More and more he felt that religion was made for man and not man for religion. He became increasingly impatient of doctrine, when it banned marriage between divorced people (and later between those of the same sex); most of all when it divided denominations to the extent that they would not share the Eucharist. And then he began to doubt not only the miracles of the Bible but the very existence of God; and he found it impossible to preach as if he believed in them. He talks about the "presence of an absence". Yet, hard though he found it to refute atheism, he did not want to abandon religion, increasingly beleaguered as it is in the world; and he found faith in those passages of the Bible which speak of Unconditional Love. This enabled him to accept a post as Rector of a church in Edinburgh in 1968.

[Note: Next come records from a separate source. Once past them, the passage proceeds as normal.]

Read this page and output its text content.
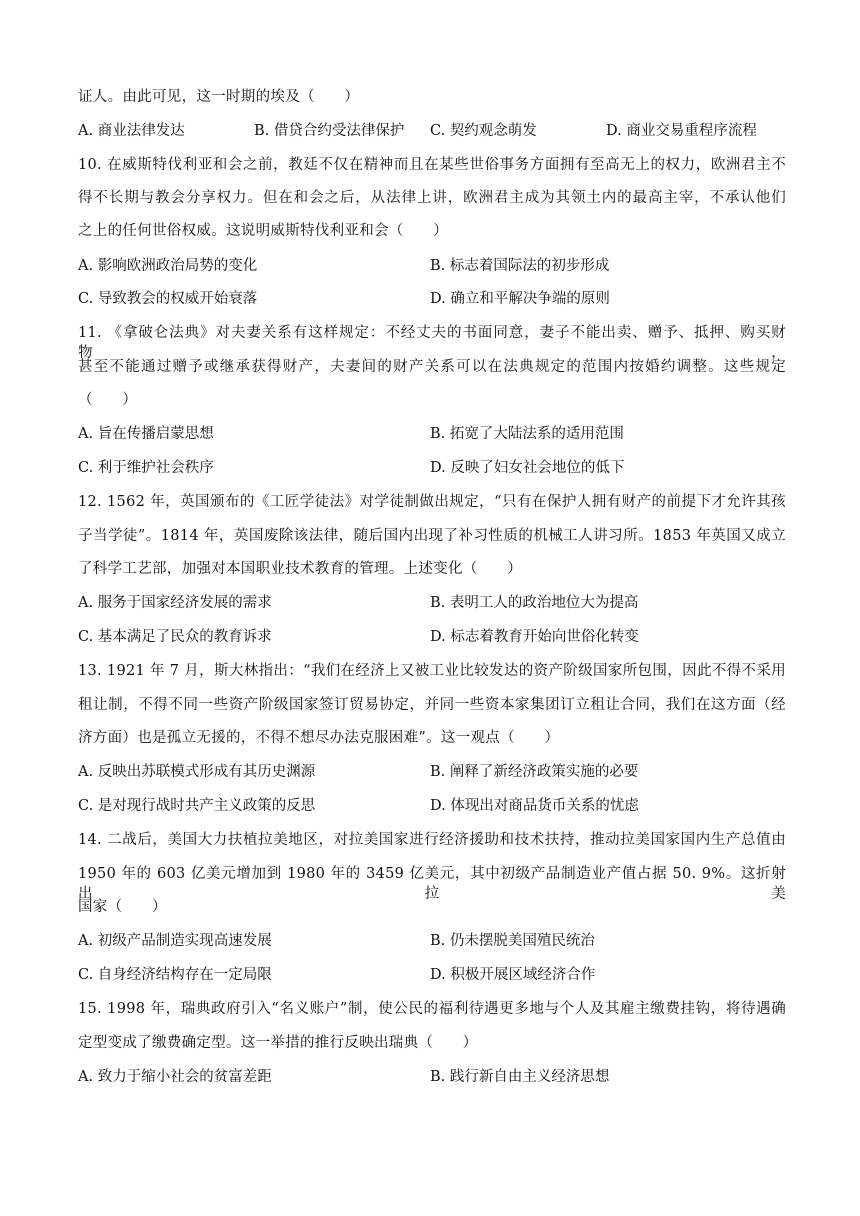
证人。由此可见，这一时期的埃及（　　）
A. 商业法律发达	B. 借贷合约受法律保护 C. 契约观念萌发	D. 商业交易重程序流程
10. 在威斯特伐利亚和会之前，教廷不仅在精神而且在某些世俗事务方面拥有至高无上的权力，欧洲君主不
得不长期与教会分享权力。但在和会之后，从法律上讲，欧洲君主成为其领土内的最高主宰，不承认他们
之上的任何世俗权威。这说明威斯特伐利亚和会（　　）
A. 影响欧洲政治局势的变化	B. 标志着国际法的初步形成
C. 导致教会的权威开始衰落	D. 确立和平解决争端的原则
11. 《拿破仑法典》对夫妻关系有这样规定：不经丈夫的书面同意，妻子不能出卖、赠予、抵押、购买财物，
甚至不能通过赠予或继承获得财产，夫妻间的财产关系可以在法典规定的范围内按婚约调整。这些规定
（　　）
A. 旨在传播启蒙思想	B. 拓宽了大陆法系的适用范围
C. 利于维护社会秩序	D. 反映了妇女社会地位的低下
12. 1562 年，英国颁布的《工匠学徒法》对学徒制做出规定，“只有在保护人拥有财产的前提下才允许其孩
子当学徒”。1814 年，英国废除该法律，随后国内出现了补习性质的机械工人讲习所。1853 年英国又成立
了科学工艺部，加强对本国职业技术教育的管理。上述变化（　　）
A. 服务于国家经济发展的需求	B. 表明工人的政治地位大为提高
C. 基本满足了民众的教育诉求	D. 标志着教育开始向世俗化转变
13. 1921 年 7 月，斯大林指出：“我们在经济上又被工业比较发达的资产阶级国家所包围，因此不得不采用
租让制，不得不同一些资产阶级国家签订贸易协定，并同一些资本家集团订立租让合同，我们在这方面（经
济方面）也是孤立无援的，不得不想尽办法克服困难”。这一观点（　　）
A. 反映出苏联模式形成有其历史渊源	B. 阐释了新经济政策实施的必要
C. 是对现行战时共产主义政策的反思	D. 体现出对商品货币关系的忧虑
14. 二战后，美国大力扶植拉美地区，对拉美国家进行经济援助和技术扶持，推动拉美国家国内生产总值由
1950 年的 603 亿美元增加到 1980 年的 3459 亿美元，其中初级产品制造业产值占据 50. 9%。这折射出拉美
国家（　　）
A. 初级产品制造实现高速发展	B. 仍未摆脱美国殖民统治
C. 自身经济结构存在一定局限	D. 积极开展区域经济合作
15. 1998 年，瑞典政府引入“名义账户”制，使公民的福利待遇更多地与个人及其雇主缴费挂钩，将待遇确
定型变成了缴费确定型。这一举措的推行反映出瑞典（　　）
A. 致力于缩小社会的贫富差距	B. 践行新自由主义经济思想
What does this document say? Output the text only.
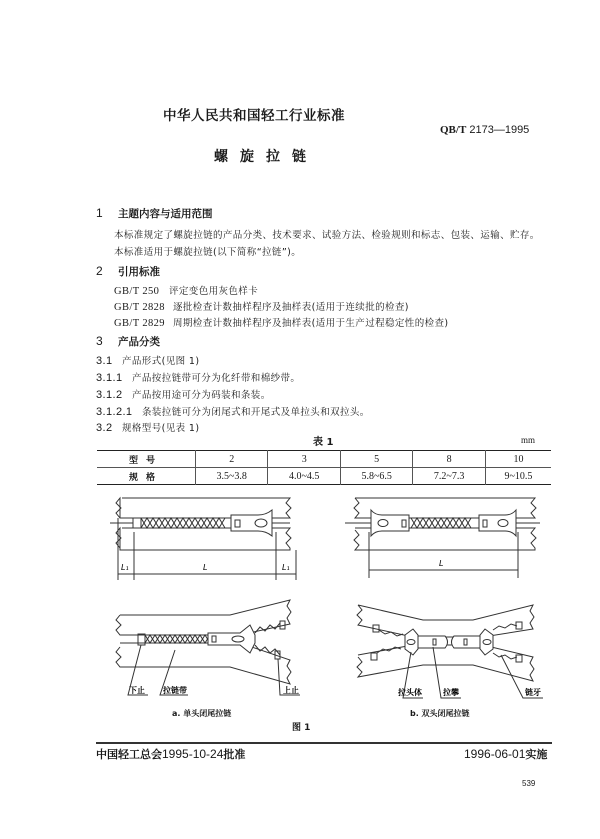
中华人民共和国轻工行业标准
QB/T 2173—1995
螺旋拉链
1 主题内容与适用范围
本标准规定了螺旋拉链的产品分类、技术要求、试验方法、检验规则和标志、包装、运输、贮存。
本标准适用于螺旋拉链(以下简称“拉链”)。
2 引用标准
GB/T 250 评定变色用灰色样卡
GB/T 2828 逐批检查计数抽样程序及抽样表(适用于连续批的检查)
GB/T 2829 周期检查计数抽样程序及抽样表(适用于生产过程稳定性的检查)
3 产品分类
3.1 产品形式(见图 1)
3.1.1 产品按拉链带可分为化纤带和棉纱带。
3.1.2 产品按用途可分为码装和条装。
3.1.2.1 条装拉链可分为闭尾式和开尾式及单拉头和双拉头。
3.2 规格型号(见表 1)
表 1	mm
型号	2	3	5	8	10
规格	3.5~3.8	4.0~4.5	5.8~6.5	7.2~7.3	9~10.5
L₁	L	L₁	L
下止 拉链带	上止
a. 单头闭尾拉链
拉头体	拉攀	链牙
b. 双头闭尾拉链
图 1
中国轻工总会1995-10-24批准	1996-06-01实施
539
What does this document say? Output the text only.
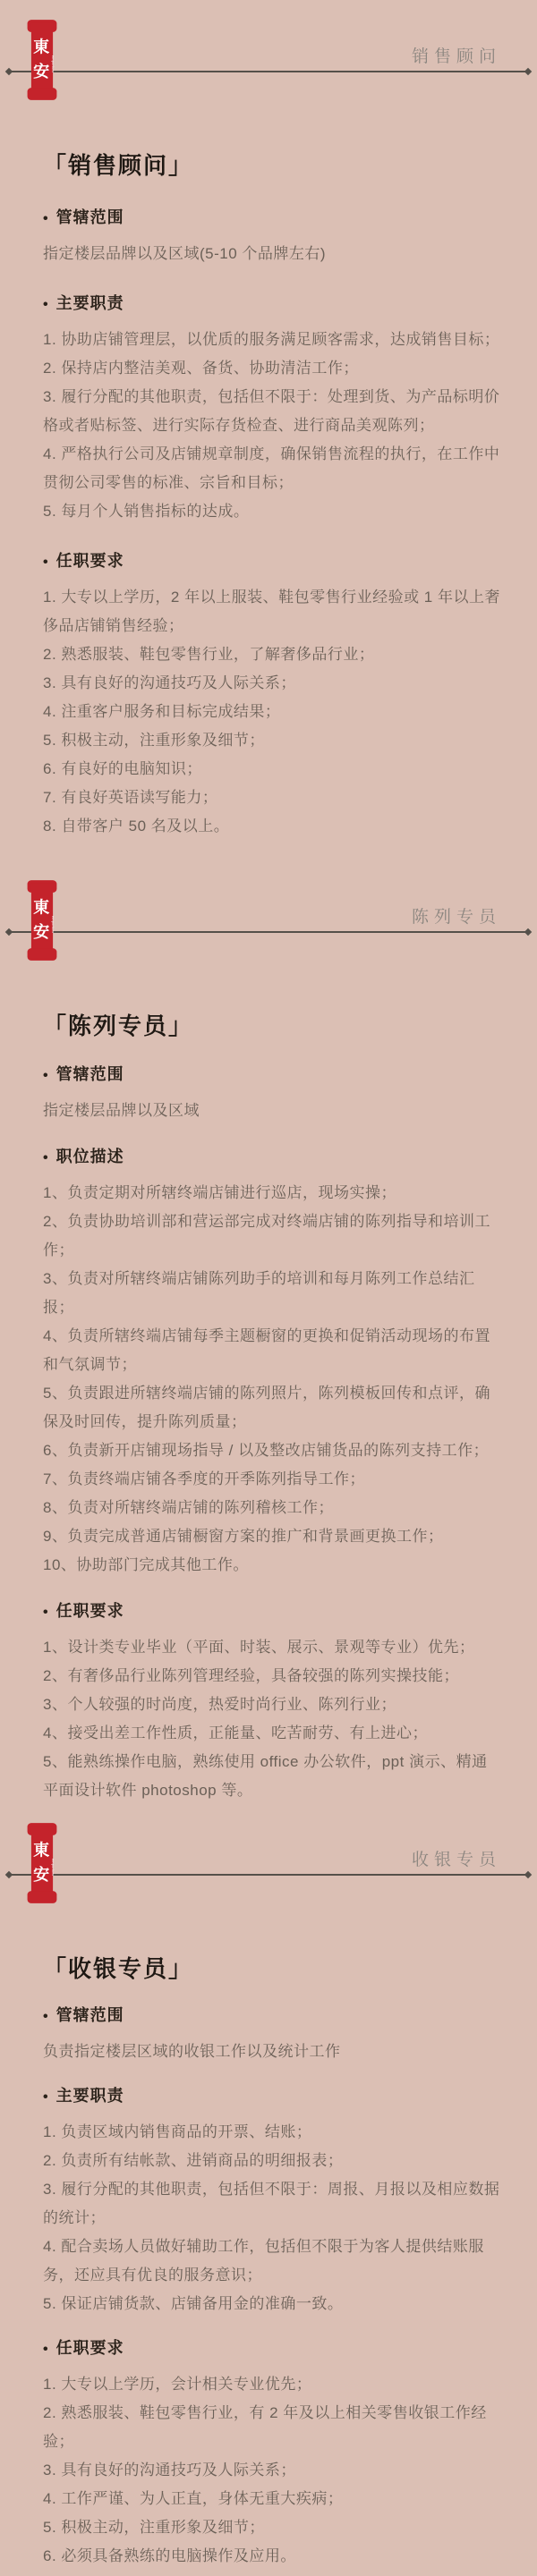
東
安 emporium	销售顾问
「销售顾问」
• 管辖范围
指定楼层品牌以及区域(5-10 个品牌左右)
• 主要职责
1. 协助店铺管理层，以优质的服务满足顾客需求，达成销售目标；
2. 保持店内整洁美观、备货、协助清洁工作；
3. 履行分配的其他职责，包括但不限于：处理到货、为产品标明价格或者贴标签、进行实际存货检查、进行商品美观陈列；
4. 严格执行公司及店铺规章制度，确保销售流程的执行，在工作中贯彻公司零售的标准、宗旨和目标；
5. 每月个人销售指标的达成。
• 任职要求
1. 大专以上学历，2 年以上服装、鞋包零售行业经验或 1 年以上奢侈品店铺销售经验；
2. 熟悉服装、鞋包零售行业，了解奢侈品行业；
3. 具有良好的沟通技巧及人际关系；
4. 注重客户服务和目标完成结果；
5. 积极主动，注重形象及细节；
6. 有良好的电脑知识；
7. 有良好英语读写能力；
8. 自带客户 50 名及以上。
東
安 emporium	陈列专员
「陈列专员」
• 管辖范围
指定楼层品牌以及区域
• 职位描述
1、负责定期对所辖终端店铺进行巡店，现场实操；
2、负责协助培训部和营运部完成对终端店铺的陈列指导和培训工作；
3、负责对所辖终端店铺陈列助手的培训和每月陈列工作总结汇报；
4、负责所辖终端店铺每季主题橱窗的更换和促销活动现场的布置和气氛调节；
5、负责跟进所辖终端店铺的陈列照片，陈列模板回传和点评，确保及时回传，提升陈列质量；
6、负责新开店铺现场指导 / 以及整改店铺货品的陈列支持工作；
7、负责终端店铺各季度的开季陈列指导工作；
8、负责对所辖终端店铺的陈列稽核工作；
9、负责完成普通店铺橱窗方案的推广和背景画更换工作；
10、协助部门完成其他工作。
• 任职要求
1、设计类专业毕业（平面、时装、展示、景观等专业）优先；
2、有奢侈品行业陈列管理经验，具备较强的陈列实操技能；
3、个人较强的时尚度，热爱时尚行业、陈列行业；
4、接受出差工作性质，正能量、吃苦耐劳、有上进心；
5、能熟练操作电脑，熟练使用 office 办公软件，ppt 演示、精通平面设计软件 photoshop 等。
東
安 emporium	收银专员
「收银专员」
• 管辖范围
负责指定楼层区域的收银工作以及统计工作
• 主要职责
1. 负责区域内销售商品的开票、结账；
2. 负责所有结帐款、进销商品的明细报表；
3. 履行分配的其他职责，包括但不限于：周报、月报以及相应数据的统计；
4. 配合卖场人员做好辅助工作，包括但不限于为客人提供结账服务，还应具有优良的服务意识；
5. 保证店铺货款、店铺备用金的准确一致。
• 任职要求
1. 大专以上学历，会计相关专业优先；
2. 熟悉服装、鞋包零售行业，有 2 年及以上相关零售收银工作经验；
3. 具有良好的沟通技巧及人际关系；
4. 工作严谨、为人正直，身体无重大疾病；
5. 积极主动，注重形象及细节；
6. 必须具备熟练的电脑操作及应用。
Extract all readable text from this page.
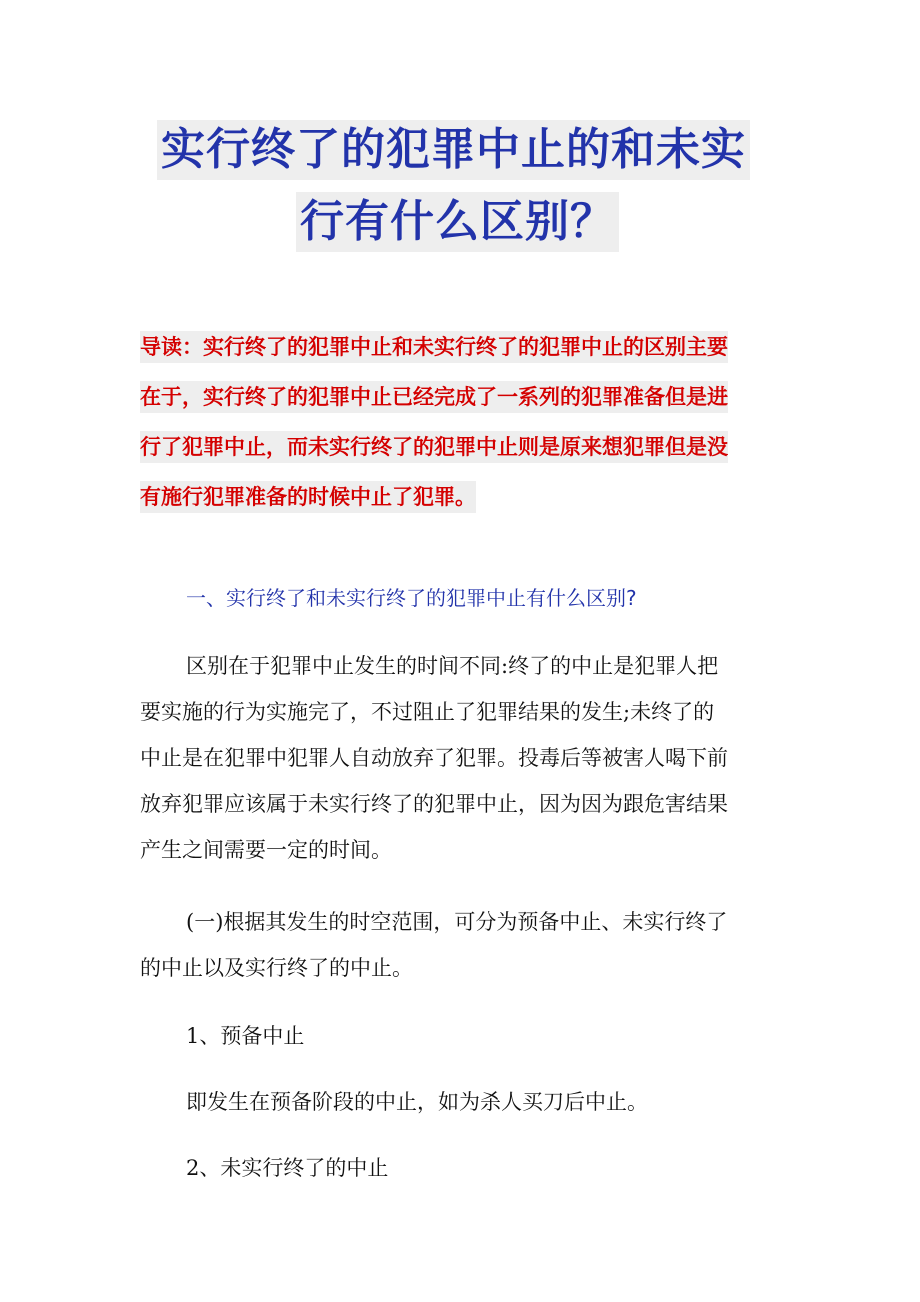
实行终了的犯罪中止的和未实
行有什么区别？
导读：实行终了的犯罪中止和未实行终了的犯罪中止的区别主要
在于，实行终了的犯罪中止已经完成了一系列的犯罪准备但是进
行了犯罪中止，而未实行终了的犯罪中止则是原来想犯罪但是没
有施行犯罪准备的时候中止了犯罪。
一、实行终了和未实行终了的犯罪中止有什么区别?
区别在于犯罪中止发生的时间不同:终了的中止是犯罪人把
要实施的行为实施完了，不过阻止了犯罪结果的发生;未终了的
中止是在犯罪中犯罪人自动放弃了犯罪。投毒后等被害人喝下前
放弃犯罪应该属于未实行终了的犯罪中止，因为因为跟危害结果
产生之间需要一定的时间。
(一)根据其发生的时空范围，可分为预备中止、未实行终了
的中止以及实行终了的中止。
1、预备中止
即发生在预备阶段的中止，如为杀人买刀后中止。
2、未实行终了的中止
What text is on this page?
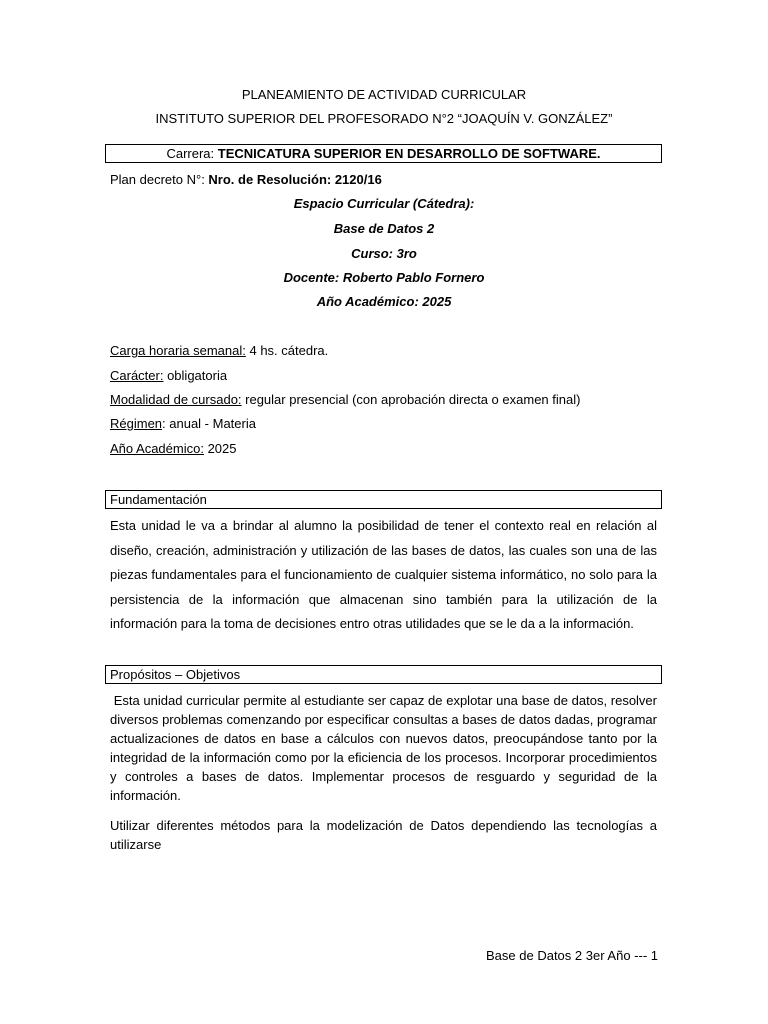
PLANEAMIENTO DE ACTIVIDAD CURRICULAR
INSTITUTO SUPERIOR DEL PROFESORADO N°2 “JOAQUÍN V. GONZÁLEZ”
Carrera: TECNICATURA SUPERIOR EN DESARROLLO DE SOFTWARE.
Plan decreto N°: Nro. de Resolución: 2120/16
Espacio Curricular (Cátedra):
Base de Datos 2
Curso: 3ro
Docente: Roberto Pablo Fornero
Año Académico: 2025
Carga horaria semanal: 4 hs. cátedra.
Carácter: obligatoria
Modalidad de cursado: regular presencial (con aprobación directa o examen final)
Régimen: anual - Materia
Año Académico: 2025
Fundamentación
Esta unidad le va a brindar al alumno la posibilidad de tener el contexto real en relación al
diseño, creación, administración y utilización de las bases de datos, las cuales son una de las
piezas fundamentales para el funcionamiento de cualquier sistema informático, no solo para la
persistencia de la información que almacenan sino también para la utilización de la
información para la toma de decisiones entro otras utilidades que se le da a la información.
Propósitos – Objetivos
Esta unidad curricular permite al estudiante ser capaz de explotar una base de datos, resolver
diversos problemas comenzando por especificar consultas a bases de datos dadas, programar
actualizaciones de datos en base a cálculos con nuevos datos, preocupándose tanto por la
integridad de la información como por la eficiencia de los procesos. Incorporar procedimientos
y controles a bases de datos. Implementar procesos de resguardo y seguridad de la
información.
Utilizar diferentes métodos para la modelización de Datos dependiendo las tecnologías a
utilizarse
Base de Datos 2 3er Año --- 1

It is perhaps surprising that, with his views, he was elected Bishop of Edinburgh in 1986. Though now in a position of authority, his utterances, in preaching and in writing, became more and more anti-authoritarian, and subverting many of the key aspects of the Christian moral tradition, especially about sex. He became a patron of the Lesbian and Gay Christian Movement. He became an increasingly controversial figure, not helped by what he admits were sometimes careless formulations, and on one occasion a positive crude one. The tabloid press called him "the Barmy Bishop". In a book in 1999 he suggested that we leave God out of debates about morality. The result was that Archbishop Carey chose a visit to Scotland, where Holloway was Primus, to declare the book "erroneous". When Holloway found that substantial numbers of the Episcopal Church in Scotland turned against him, he resigned as Bishop in 2000.
There is much wisdom in his reflections about religion, about its institutionalization, about the cruelties resulting from gender and sexual prejudices. There are his sensitive reactions to human suffering, to nature, to poetry, and to the vibes sent out by different church buildings (though I think we could have been spared the frequent detailed descriptions of their geographical locations).
He is unsparingly honest about his spiritual shortcomings. There is constant self-examination and self-accusation: he describes himself as a phony, as playing a role which is not genuine. He reproaches himself for attitudinizing; he is envious of people who, unlike him, do good without great effort or self-consciousness; he is always conflicted and disappointed with himself. He recounts the many occasions when he gave expression to his undoubtedly deep and sincere feelings by theatrical gestures: for a while embracing "speaking in tongues"; living for six months a totally communal life with two other families at the expense of his own family (wife and three children); ceremonially throwing his mitre into the Thames in 1998; after his resignation as bishop disposing of the scripts of forty years of sermons in bin-bags. He deliberately runs the risk that one may think less of him for all that he reveals in these confessions and that the very confessions are somewhat theatrical, when one should think more of him for his honesty. I have to say that my own reactions to the book are mixed in this way.